Disentangling the relationship between conspiratorial beliefs and cognitive styles

This post is by Biljana Gjoneska, who is is a national representative and research associate from the Macedonian Academy of Sciences and Arts. Here, she discusses her paper in the Psychology of Pseudoscience special issue introduced last week, and is the second post this week in this series on papers in this special issue. 

Biljana investigates the behavioural aspects (conspiracy beliefs) and mental health aspects (internet addiction) of problematic internet use. She has served in a capacity as a national representative for the EU COST Action on “Comparative Analysis of Conspiracy Theories” and has authored, reviewed and edited numerous scientific outputs on the topic. The most recent topical issue can be seen here.

Biljana Gjoneska

In my article for this special issue in Frontiers, I offer an integrated view on the relationship between conspiratorial beliefs (that secret and malevolent plots are forged by scheming groups or individuals) and three distinct cognitive styles (analytic thinking, critical thinking and scientific reasoning). To best illustrate my reasoning and the theoretical conceptualizations, I will draw from personal experience and contemplate one (seemingly) unrelated situation:

Prior to writing this post, I received another invitation to summarize my study for a popular outlet. The invitation was sent by email from an unknown address. The sender claimed to be a freelancer journalist, who is writing a piece for the New York Times Magazine, and is interested to learn more about the reasons why some people seem more prone to endorse conspiracy theories.

As scientists, we receive various sorts of daily invitations that are related to our work (to review articles, contribute to special issues, join editorial boards among others), many of which prove to be false, or seven predatory. So, I first aimed to to understand whether the person and the invitation are real, realistic and reliable. Hence, I employed my analytic thinking (which is slow, deliberate and effortful) to conduct a comprehensive search and gather information from verifiable sources. In essence, analytic thinking helped me to discern fact from fiction in my everyday processing of information.

Once I realized that the invitation seems credible, I needed to make decision whether to accept it. For this, I had to remain open and willing to (re)consider, (re)appraise, review and interpret facts, as a way to update my prior beliefs associated with similar experiences (e.g., with seemingly exaggerated claims and invitations received by email), In short: I employed critical thinking, as a way to decide whether to believe or not certain information. Critical thinking is essential when making judgments and daily decisions. It is only then, that I proceeded to accept the invitation.

Once I made the decision to accept the invitation, I started to anticipate the topics of discussion, as a way to improve the overall quality of the planned conversation. In doing so, I employed my scientific reasoning competencies (relying on induction, deduction, analogy, causal reasoning), for the purposes of scientific inquiry (hypothesizing on the cause for the invitation, and the possible outcomes of the conversation).
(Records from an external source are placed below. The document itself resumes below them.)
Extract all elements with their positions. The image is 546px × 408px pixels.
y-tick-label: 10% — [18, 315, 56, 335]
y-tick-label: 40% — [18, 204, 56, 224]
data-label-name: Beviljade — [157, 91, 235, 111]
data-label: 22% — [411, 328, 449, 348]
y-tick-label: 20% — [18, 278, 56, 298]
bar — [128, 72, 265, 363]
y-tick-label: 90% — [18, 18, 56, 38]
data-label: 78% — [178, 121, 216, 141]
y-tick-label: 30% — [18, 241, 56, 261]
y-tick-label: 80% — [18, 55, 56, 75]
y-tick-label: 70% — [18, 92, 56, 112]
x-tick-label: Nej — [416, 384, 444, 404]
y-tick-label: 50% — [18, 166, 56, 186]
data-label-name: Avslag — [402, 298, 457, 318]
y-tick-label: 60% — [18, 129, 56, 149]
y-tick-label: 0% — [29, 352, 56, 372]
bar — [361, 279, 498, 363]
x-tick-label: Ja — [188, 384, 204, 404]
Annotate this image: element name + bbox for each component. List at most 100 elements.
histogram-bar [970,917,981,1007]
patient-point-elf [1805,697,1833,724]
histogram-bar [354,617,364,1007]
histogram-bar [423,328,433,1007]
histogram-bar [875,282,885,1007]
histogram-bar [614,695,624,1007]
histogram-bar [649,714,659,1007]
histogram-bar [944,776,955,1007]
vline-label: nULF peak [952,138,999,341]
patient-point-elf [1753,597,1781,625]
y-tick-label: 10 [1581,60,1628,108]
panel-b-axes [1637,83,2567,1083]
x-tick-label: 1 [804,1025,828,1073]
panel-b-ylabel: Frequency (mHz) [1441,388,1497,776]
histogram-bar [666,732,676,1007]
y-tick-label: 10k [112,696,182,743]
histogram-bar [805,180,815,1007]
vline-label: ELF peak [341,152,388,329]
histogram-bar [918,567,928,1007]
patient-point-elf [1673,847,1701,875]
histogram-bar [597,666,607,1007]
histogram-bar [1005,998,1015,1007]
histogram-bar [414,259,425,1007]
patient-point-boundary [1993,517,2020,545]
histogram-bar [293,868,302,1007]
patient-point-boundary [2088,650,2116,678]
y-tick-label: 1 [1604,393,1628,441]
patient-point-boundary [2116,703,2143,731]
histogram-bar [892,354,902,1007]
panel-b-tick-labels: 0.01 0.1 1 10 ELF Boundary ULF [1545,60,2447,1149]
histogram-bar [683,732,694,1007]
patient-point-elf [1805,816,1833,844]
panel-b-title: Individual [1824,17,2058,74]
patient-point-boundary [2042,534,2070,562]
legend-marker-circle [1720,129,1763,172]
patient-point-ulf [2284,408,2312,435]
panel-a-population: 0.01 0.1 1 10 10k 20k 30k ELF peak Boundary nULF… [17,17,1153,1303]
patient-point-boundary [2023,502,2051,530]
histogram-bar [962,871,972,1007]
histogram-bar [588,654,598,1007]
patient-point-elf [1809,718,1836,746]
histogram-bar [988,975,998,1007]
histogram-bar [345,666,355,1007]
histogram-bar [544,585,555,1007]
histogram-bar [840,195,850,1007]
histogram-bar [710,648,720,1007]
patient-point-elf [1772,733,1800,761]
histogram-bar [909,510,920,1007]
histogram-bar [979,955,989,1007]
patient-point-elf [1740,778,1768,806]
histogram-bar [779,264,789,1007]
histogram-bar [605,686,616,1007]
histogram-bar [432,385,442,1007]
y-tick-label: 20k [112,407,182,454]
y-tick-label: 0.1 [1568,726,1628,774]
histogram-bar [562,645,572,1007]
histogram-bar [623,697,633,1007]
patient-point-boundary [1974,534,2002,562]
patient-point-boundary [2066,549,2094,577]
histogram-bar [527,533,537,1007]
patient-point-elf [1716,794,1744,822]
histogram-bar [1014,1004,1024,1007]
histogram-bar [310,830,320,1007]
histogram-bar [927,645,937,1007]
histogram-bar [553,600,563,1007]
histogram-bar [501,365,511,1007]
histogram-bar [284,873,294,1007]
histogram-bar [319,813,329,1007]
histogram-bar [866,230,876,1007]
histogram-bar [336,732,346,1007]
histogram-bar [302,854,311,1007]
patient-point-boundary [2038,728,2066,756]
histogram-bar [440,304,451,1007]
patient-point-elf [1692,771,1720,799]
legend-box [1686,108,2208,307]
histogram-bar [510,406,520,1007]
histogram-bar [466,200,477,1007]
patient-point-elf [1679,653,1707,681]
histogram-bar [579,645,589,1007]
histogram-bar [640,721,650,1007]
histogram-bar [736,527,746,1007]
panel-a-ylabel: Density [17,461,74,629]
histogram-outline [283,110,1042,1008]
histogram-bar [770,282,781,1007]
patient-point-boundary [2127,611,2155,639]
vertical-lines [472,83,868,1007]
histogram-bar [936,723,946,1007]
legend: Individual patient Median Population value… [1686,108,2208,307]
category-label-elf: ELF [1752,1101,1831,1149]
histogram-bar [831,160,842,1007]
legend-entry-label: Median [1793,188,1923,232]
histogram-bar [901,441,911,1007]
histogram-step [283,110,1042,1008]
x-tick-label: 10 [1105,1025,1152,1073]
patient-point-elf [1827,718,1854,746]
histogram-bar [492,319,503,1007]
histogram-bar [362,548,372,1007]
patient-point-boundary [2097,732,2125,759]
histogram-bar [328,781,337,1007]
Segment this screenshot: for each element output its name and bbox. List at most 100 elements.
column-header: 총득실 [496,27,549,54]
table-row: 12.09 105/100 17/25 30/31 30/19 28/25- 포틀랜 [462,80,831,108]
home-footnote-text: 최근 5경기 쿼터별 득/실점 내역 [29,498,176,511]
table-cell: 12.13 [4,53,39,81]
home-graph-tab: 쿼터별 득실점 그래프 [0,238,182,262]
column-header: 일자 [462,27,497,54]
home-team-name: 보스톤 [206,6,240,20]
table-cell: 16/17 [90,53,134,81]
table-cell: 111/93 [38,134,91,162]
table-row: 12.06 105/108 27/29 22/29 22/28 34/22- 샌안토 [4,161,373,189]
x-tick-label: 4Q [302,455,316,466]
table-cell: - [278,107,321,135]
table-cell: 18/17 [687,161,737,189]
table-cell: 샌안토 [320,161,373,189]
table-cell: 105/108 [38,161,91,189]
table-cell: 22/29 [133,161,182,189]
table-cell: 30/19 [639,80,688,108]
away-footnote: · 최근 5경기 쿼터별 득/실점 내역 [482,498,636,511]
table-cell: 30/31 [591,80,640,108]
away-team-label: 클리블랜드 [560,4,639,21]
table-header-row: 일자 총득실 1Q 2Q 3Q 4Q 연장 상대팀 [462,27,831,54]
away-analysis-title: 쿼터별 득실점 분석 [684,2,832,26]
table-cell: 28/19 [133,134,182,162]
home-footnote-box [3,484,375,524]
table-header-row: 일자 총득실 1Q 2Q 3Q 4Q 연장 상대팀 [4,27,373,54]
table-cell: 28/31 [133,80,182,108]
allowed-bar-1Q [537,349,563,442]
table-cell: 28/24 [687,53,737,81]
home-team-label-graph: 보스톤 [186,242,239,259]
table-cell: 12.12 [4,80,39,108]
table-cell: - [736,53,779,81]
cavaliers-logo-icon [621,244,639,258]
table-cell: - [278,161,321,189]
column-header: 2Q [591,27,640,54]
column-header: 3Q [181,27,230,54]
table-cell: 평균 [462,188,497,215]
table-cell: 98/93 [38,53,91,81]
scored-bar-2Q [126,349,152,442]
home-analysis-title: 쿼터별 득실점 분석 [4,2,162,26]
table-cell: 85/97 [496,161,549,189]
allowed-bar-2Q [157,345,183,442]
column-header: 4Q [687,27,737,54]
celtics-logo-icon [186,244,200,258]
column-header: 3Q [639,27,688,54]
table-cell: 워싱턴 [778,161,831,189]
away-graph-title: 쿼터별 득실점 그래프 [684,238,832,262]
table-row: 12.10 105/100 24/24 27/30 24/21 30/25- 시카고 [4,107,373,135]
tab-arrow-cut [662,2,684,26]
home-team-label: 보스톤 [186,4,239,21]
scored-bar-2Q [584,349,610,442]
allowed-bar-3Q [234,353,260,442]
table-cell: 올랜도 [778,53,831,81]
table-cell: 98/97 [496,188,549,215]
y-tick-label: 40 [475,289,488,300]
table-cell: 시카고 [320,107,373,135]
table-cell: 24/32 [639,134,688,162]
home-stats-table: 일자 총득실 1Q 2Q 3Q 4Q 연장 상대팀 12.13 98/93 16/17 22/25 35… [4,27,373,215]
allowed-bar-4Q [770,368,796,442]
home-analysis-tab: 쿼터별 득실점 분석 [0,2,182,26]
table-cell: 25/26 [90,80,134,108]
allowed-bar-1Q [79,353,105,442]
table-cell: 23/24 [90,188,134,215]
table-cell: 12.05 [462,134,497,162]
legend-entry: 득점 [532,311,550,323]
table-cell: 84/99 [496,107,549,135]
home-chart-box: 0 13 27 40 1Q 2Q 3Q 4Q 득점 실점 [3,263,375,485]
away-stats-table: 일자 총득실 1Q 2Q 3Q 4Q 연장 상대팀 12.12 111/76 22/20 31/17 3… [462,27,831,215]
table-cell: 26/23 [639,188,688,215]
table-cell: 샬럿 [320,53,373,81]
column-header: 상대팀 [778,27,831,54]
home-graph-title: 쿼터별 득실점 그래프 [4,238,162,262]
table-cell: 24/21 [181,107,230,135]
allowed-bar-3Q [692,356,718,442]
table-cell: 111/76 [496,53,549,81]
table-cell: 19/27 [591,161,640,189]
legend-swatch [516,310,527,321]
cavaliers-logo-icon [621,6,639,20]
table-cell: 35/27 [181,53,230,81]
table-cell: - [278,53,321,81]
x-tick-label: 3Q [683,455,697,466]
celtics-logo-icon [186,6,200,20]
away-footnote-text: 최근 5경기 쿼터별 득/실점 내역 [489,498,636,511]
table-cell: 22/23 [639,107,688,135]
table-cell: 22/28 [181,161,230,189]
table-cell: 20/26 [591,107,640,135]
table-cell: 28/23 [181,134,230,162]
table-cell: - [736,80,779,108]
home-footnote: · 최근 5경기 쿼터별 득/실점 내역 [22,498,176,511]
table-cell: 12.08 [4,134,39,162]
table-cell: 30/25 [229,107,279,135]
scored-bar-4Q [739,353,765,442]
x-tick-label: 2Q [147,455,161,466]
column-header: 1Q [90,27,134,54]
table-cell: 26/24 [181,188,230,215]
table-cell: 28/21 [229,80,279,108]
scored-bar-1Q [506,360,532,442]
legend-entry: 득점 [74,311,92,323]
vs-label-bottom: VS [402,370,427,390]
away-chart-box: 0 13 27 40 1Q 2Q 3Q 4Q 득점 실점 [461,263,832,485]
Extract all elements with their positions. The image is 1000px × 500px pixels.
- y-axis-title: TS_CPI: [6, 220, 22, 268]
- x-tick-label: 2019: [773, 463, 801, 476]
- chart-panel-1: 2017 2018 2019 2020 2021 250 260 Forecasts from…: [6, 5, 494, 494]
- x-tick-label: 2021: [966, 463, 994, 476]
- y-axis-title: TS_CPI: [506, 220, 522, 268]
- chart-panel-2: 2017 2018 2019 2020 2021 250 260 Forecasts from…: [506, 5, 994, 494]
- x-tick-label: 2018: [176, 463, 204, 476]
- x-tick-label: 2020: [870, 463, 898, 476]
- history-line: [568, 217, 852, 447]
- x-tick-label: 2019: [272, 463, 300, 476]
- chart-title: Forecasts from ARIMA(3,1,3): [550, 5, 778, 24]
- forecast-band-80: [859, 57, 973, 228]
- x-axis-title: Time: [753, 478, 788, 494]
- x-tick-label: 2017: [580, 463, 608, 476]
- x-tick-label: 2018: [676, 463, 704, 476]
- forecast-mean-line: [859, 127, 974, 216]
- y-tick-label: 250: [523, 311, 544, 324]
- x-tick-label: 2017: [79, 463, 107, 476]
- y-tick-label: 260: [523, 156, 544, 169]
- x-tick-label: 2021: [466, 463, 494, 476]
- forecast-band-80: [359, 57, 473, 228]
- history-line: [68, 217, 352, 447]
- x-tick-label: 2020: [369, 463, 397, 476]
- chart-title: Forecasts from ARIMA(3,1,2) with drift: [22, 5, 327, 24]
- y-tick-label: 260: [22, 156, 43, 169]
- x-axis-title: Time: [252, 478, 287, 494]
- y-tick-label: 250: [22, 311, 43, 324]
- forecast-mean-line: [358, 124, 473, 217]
In short, I relied on my scientific reasoning in an attempt to gain wholesome understanding of the observed subject matter by solving problems and finding solutions.

With this, I conclude my presentation on the three cognitive styles that are covered in my perspective article. Analytic thinking, critical thinking and scientific reasoning, are all guided by rationality and goals for reliable information processing, decision making, and problem solving. All three rely to a different extent, on our thinking dispositions, metacognitive strategies, and advanced cognitive skills. As such they comprise a tripartite model of the reflective mind (that builds on the tripartite model of mind by Stanovich & Stanovich. 2010).

Importantly, a failure in any of these domains might be associated with an increased tendency to endorse conspiratorial beliefs or other pseudoscientific claims. This explains why, in certain instances, people with high cognitive abilities, or even advanced analytic thinking capacities, remain ‘susceptible’ toward conspiratorial beliefs. At the moment, there is ample evidence to support the link between the analytic thinking and the (resistance to) conspiratorial beliefs, while the literature on the latter two categories remains scarce.

In closing of this post, I will refer back to the original story that served to illustrate my key points. Namely, a poignant piece of writing stemmed from the conversations with the scientists who contributed to this special issue, and was published in the New York Times Magazine. It tells a story of verified scientists who became proponents of a disputed theory, using scientific means (arguments but also publishing venues) to advance their claims. This piece contemplates on the possibilities for a failed scientific reasoning, and highlights the associated risks. Needless to say, they are quite dangerous, because they might heavily blur the lines between fact and fiction, leaving a sense of shattered reality in so many people.